Elliott, who recently left NBC Sports, will join CBSN, the CBS News digital streaming news service, as an anchor starting later in March. Elliott will anchor from the studio and the field, as circumstances warrant, and will also appear on CBS News broadcasts and other platforms.
The hire suggests CBS is putting more firepower behind its news stream, which launched in November of 2014 as a means of giving the company’s news division more presence beyond signature programs like “The CBS Evening News” and “60 Minutes” without having to take on the costs of building a cable network. CBS intends to expand its live, anchored coverage, which at launch typically aired between 9 a.m. and midnight each day, and is working on a series of original reports made expressly for the streaming feed.
“CBSN is the future of news,” said David Rhodes, President of CBS News, in a prepared statement. “CBSN is building momentum and drawing a growing audience of highly engaged viewers across platforms, and we know that Josh will help our team continue to push that forward,” said Marc DeBevoise, executive vice president and general manager of CBS Digital Media. “Josh’s experience will allow him to have an immediate impact and jump right into our live coverage of major news events.”
Elliott left his most prominent perch, delivering the news for ABC’s “Good Morning America,” in the Spring of 2014 to join NBC Sports. Speculation at the time held that NBC may have been considering him for a role on “Today,” its rival A.M. program. If that were the case, nothing along those lines seemed to pan out, and Elliott’s profile was not as high during his time with the Peacock. He parted ways with NBC late last year, before the term of his contract had elapsed.

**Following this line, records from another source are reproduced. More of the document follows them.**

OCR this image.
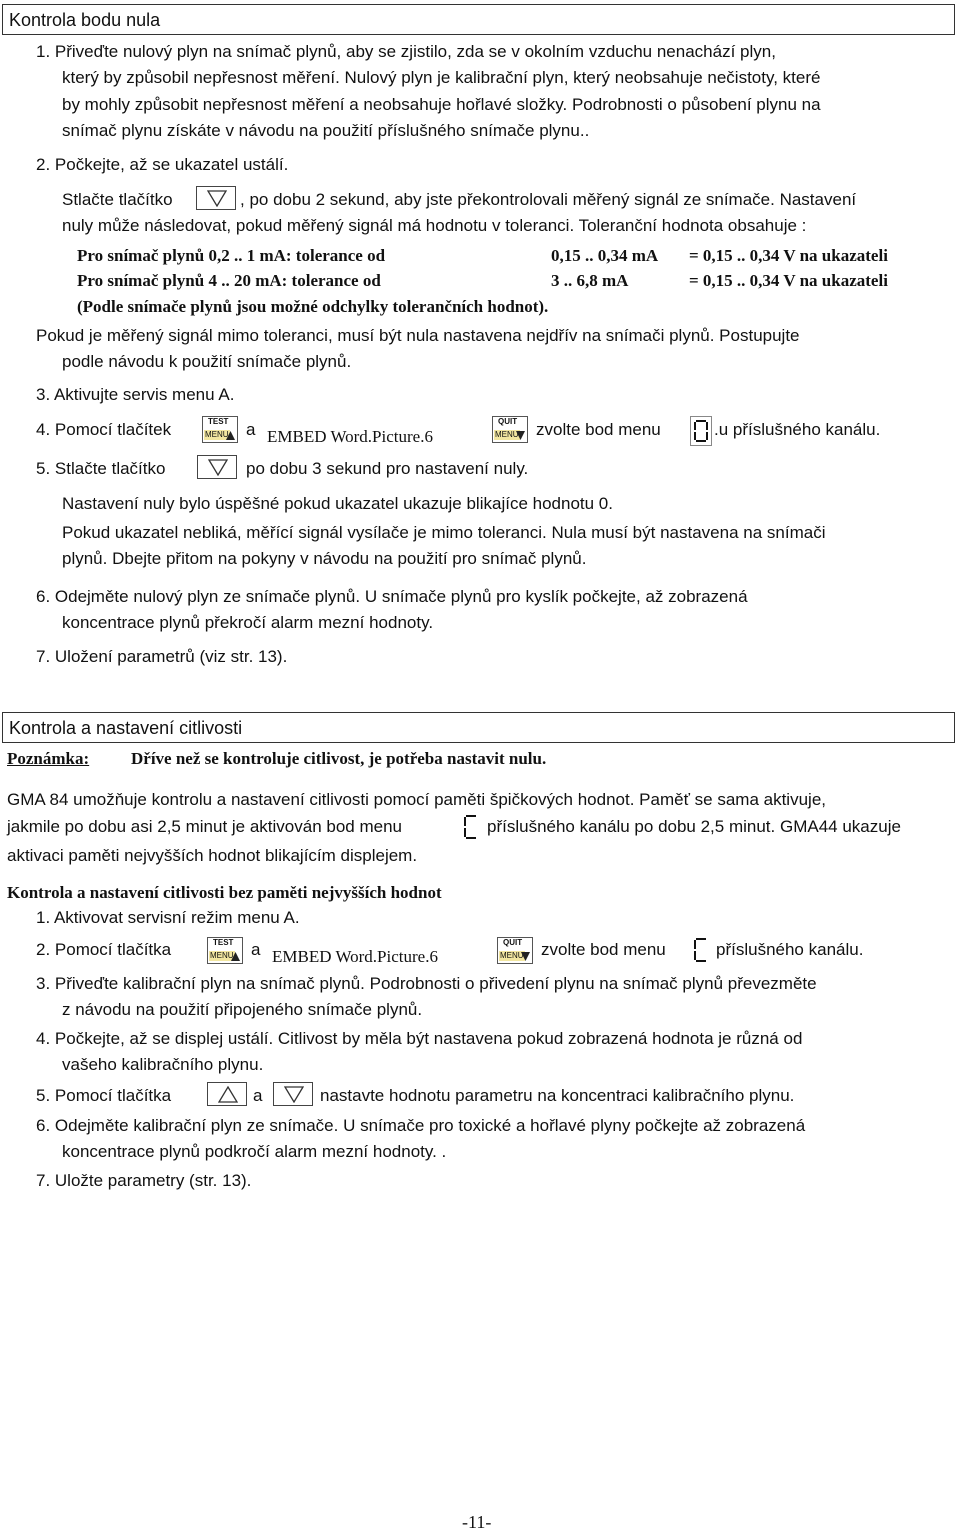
Kontrola bodu nula
1. Přiveďte nulový plyn na snímač plynů, aby se zjistilo, zda se v okolním vzduchu nenachází plyn,
který by způsobil nepřesnost měření. Nulový plyn je kalibrační plyn, který neobsahuje nečistoty, které
by mohly způsobit nepřesnost měření a neobsahuje hořlavé složky. Podrobnosti o působení plynu na
snímač plynu získáte v návodu na použití příslušného snímače plynu..
2. Počkejte, až se ukazatel ustálí.
Stlačte tlačítko	, po dobu 2 sekund, aby jste překontrolovali měřený signál ze snímače. Nastavení
nuly může následovat, pokud měřený signál má hodnotu v toleranci. Toleranční hodnota obsahuje :
Pro snímač plynů 0,2 .. 1 mA: tolerance od	0,15 .. 0,34 mA = 0,15 .. 0,34 V na ukazateli
Pro snímač plynů 4 .. 20 mA: tolerance od	3 .. 6,8 mA	= 0,15 .. 0,34 V na ukazateli
(Podle snímače plynů jsou možné odchylky tolerančních hodnot).
Pokud je měřený signál mimo toleranci, musí být nula nastavena nejdřív na snímači plynů. Postupujte
podle návodu k použití snímače plynů.
3. Aktivujte servis menu A.
4. Pomocí tlačítek	TEST
MENU a EMBED Word.Picture.6
QUIT
MENU zvolte bod menu	.u příslušného kanálu.
5. Stlačte tlačítko	po dobu 3 sekund pro nastavení nuly.
Nastavení nuly bylo úspěšné pokud ukazatel ukazuje blikajíce hodnotu 0.
Pokud ukazatel nebliká, měřící signál vysílače je mimo toleranci. Nula musí být nastavena na snímači
plynů. Dbejte přitom na pokyny v návodu na použití pro snímač plynů.
6. Odejměte nulový plyn ze snímače plynů. U snímače plynů pro kyslík počkejte, až zobrazená
koncentrace plynů překročí alarm mezní hodnoty.
7. Uložení parametrů (viz str. 13).
Kontrola a nastavení citlivosti
Poznámka: Dříve než se kontroluje citlivost, je potřeba nastavit nulu.
GMA 84 umožňuje kontrolu a nastavení citlivosti pomocí paměti špičkových hodnot. Paměť se sama aktivuje,
jakmile po dobu asi 2,5 minut je aktivován bod menu	příslušného kanálu po dobu 2,5 minut. GMA44 ukazuje
aktivaci paměti nejvyšších hodnot blikajícím displejem.
Kontrola a nastavení citlivosti bez paměti nejvyšších hodnot
1. Aktivovat servisní režim menu A.
2. Pomocí tlačítka	TEST
MENU a EMBED Word.Picture.6
QUIT
MENU zvolte bod menu	příslušného kanálu.
3. Přiveďte kalibrační plyn na snímač plynů. Podrobnosti o přivedení plynu na snímač plynů převezměte
z návodu na použití připojeného snímače plynů.
4. Počkejte, až se displej ustálí. Citlivost by měla být nastavena pokud zobrazená hodnota je různá od
vašeho kalibračního plynu.
5. Pomocí tlačítka	a	nastavte hodnotu parametru na koncentraci kalibračního plynu.
6. Odejměte kalibrační plyn ze snímače. U snímače pro toxické a hořlavé plyny počkejte až zobrazená
koncentrace plynů podkročí alarm mezní hodnoty. .
7. Uložte parametry (str. 13).
-11-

Before joining ABC News, Elliott spent seven years with ESPN beginning in 2005, serving as anchor of “SportsCenter” from 2006 to 2011. He previously wrote for Sports Illustrated for six years from 1999 to 2005. He earned a Masters degree from the Columbia School of Journalism and a Bachelors of Arts in English literature from the University of California at Santa Barbara. He is based in New York City.